NEW YORK – Orna Therapeutics on Tuesday said it has inked a deal with Vertex Pharmaceuticals valued at more than $1.07 billion, in which Vertex will use its drug delivery technology to develop new gene-editing treatments for patients with sickle cell disease (SCD) and transfusion-dependent beta thalassemia (TDT).
Vertex already sells a CRISPR-based treatment developed with CRISPR Therapeutics for SCD and TDT, called Casgevy (exagamglogene autotemcel). Vertex is aiming to further bolster its gene-editing therapy pipeline by using Orna's lipid nanoparticle delivery technologies during their three-year research collaboration. Boston-based Vertex is funding the research collaboration and holds an option to extend its length.

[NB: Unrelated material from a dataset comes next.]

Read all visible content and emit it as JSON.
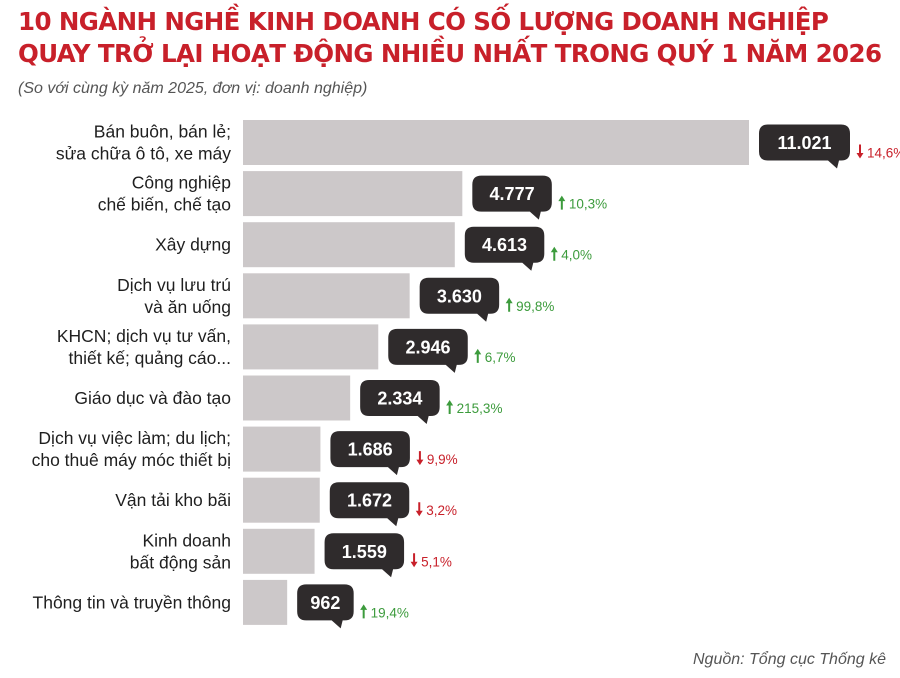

Under the terms of the deal, Vertex will pay Watertown, Massachusetts-based Orna $65 million upfront, which includes making an investment in Orna in the form of a convertible note. Orna is also eligible to receive up to $635 million in preclinical, R&D, regulatory, and potential commercial milestones related to products that arise from this collaboration, as well as $365 million in option fees and milestones for up to 10 additional products if Vertex exercises its options to advance additional indications. Orna will also be eligible to receive tiered royalties on future net sales.
Orna entered into the research collaboration through its wholly owned subsidiary, Renagade Therapeutics, an RNA therapeutics company it acquired last year.
"Vertex is a leader in delivering next-generation approaches to treating hemoglobinopathies, and we are excited to collaborate with them to develop in vivo therapies that leverage our proprietary technologies to achieve unprecedented delivery to [hematopoietic stem cells]," Orna CEO Amit Munshi said in a statement.